You can read through any instructional book to learn the basic principles of design. Whether it’s grid theory or the Golden Ratio, some rules are taught from the very beginning. However, not everything designers should be comfortable with can be found in a book. Design has unwritten rules that you’ll want to familiarize yourself with so that you don’t have to learn the hard way!
Below are 10 unwritten rules of design every aspiring designer should know.
1. Discover what the client wants. It’s easy to get excited over certain projects and take them under your wing, but what the client wants is most important. A thorough discussion is helpful in saving time and edits.
2. The client is always right.

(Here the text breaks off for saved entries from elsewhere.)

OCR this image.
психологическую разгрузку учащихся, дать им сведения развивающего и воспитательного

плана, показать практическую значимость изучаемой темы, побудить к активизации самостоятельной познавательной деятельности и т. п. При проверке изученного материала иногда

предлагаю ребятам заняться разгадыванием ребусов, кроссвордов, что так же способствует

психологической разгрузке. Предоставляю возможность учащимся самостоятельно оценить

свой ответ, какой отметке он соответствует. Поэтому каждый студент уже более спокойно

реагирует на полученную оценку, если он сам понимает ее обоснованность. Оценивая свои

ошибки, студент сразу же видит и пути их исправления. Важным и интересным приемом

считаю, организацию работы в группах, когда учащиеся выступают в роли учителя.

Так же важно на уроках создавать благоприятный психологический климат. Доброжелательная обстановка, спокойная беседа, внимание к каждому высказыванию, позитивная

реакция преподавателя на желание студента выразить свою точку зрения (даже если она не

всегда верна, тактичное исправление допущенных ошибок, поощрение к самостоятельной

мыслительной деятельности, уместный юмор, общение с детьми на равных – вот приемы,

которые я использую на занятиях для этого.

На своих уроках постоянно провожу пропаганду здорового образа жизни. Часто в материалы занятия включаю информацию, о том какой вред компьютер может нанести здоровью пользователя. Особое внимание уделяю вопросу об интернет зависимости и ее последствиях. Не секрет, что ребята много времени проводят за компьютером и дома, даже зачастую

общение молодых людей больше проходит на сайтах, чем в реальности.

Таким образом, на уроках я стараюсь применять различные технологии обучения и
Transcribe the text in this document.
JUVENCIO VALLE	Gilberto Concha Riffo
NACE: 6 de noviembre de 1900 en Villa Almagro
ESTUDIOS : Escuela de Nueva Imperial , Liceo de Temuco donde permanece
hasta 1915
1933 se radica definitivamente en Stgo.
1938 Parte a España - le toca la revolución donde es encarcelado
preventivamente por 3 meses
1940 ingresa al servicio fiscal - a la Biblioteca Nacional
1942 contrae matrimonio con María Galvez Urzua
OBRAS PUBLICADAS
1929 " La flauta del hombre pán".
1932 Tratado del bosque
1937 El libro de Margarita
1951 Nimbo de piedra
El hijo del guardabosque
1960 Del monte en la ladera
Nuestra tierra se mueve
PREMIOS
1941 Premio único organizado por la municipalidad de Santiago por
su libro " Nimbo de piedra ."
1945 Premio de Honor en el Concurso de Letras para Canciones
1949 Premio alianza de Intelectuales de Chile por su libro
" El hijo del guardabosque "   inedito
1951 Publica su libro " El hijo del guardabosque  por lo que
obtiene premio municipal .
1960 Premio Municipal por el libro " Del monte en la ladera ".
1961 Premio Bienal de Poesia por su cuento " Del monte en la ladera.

While your client may welcome some of your insight, there are other areas where they may not back down. Even if you’re on the cutting edge of something magnificent, your client knows their audience best.
3. Agree on the outcome. Though your client is “right”, they should still compensate you accordingly. Before taking on any project, discuss the outcomes that you both expect.
4. Start on paper. Many creative professionals agree that a computer can be limiting. Instead of being distracted by which typeface to use, take initial brainstorming to a simple pad of paper.
5. Return with fresh eyes. When you look at something too long, it’s difficult to be objective. Let your imagination run wild on paper, but when it comes to making final decisions, return after a good night’s rest.
6. Unhappy? Start over. It’s amazing how some designers continue to work with the same idea for sake of not wanting to start over. If you don’t like something, save yourself the time and headache and wipe the slate clean.
7. Test your designs. Designs have to work on all types of platforms for a positive user experience. Test your designs across all media such as paper, web and mobile.
8. Recognize when it’s time to stop. Anyone can look at a design and keep making changes. But, this wastes time and overcomplicates the design. When you’re about finished, take out unnecessary details to keep things legible, clear and refined.
9. Break up the phases. It’s helpful to tackle your design projects in organized stages. This helps track your progress and keeps you on task without feeling overwhelmed. Once you go through the process a few times, you’ll have a better idea of future timelines.
10. Learn to take criticism. Criticism is never fun when you’ve poured your heart and soul into a piece of work, but you need thick skin in this industry. Look at the criticisms objectively. What can you learn?
You won’t find these unwritten rules of design in your design book or instructional course, but they’re important ones to remember. As you branch out further, you’ll find your niche and be able to pass down your wisdom to a new generation of designers.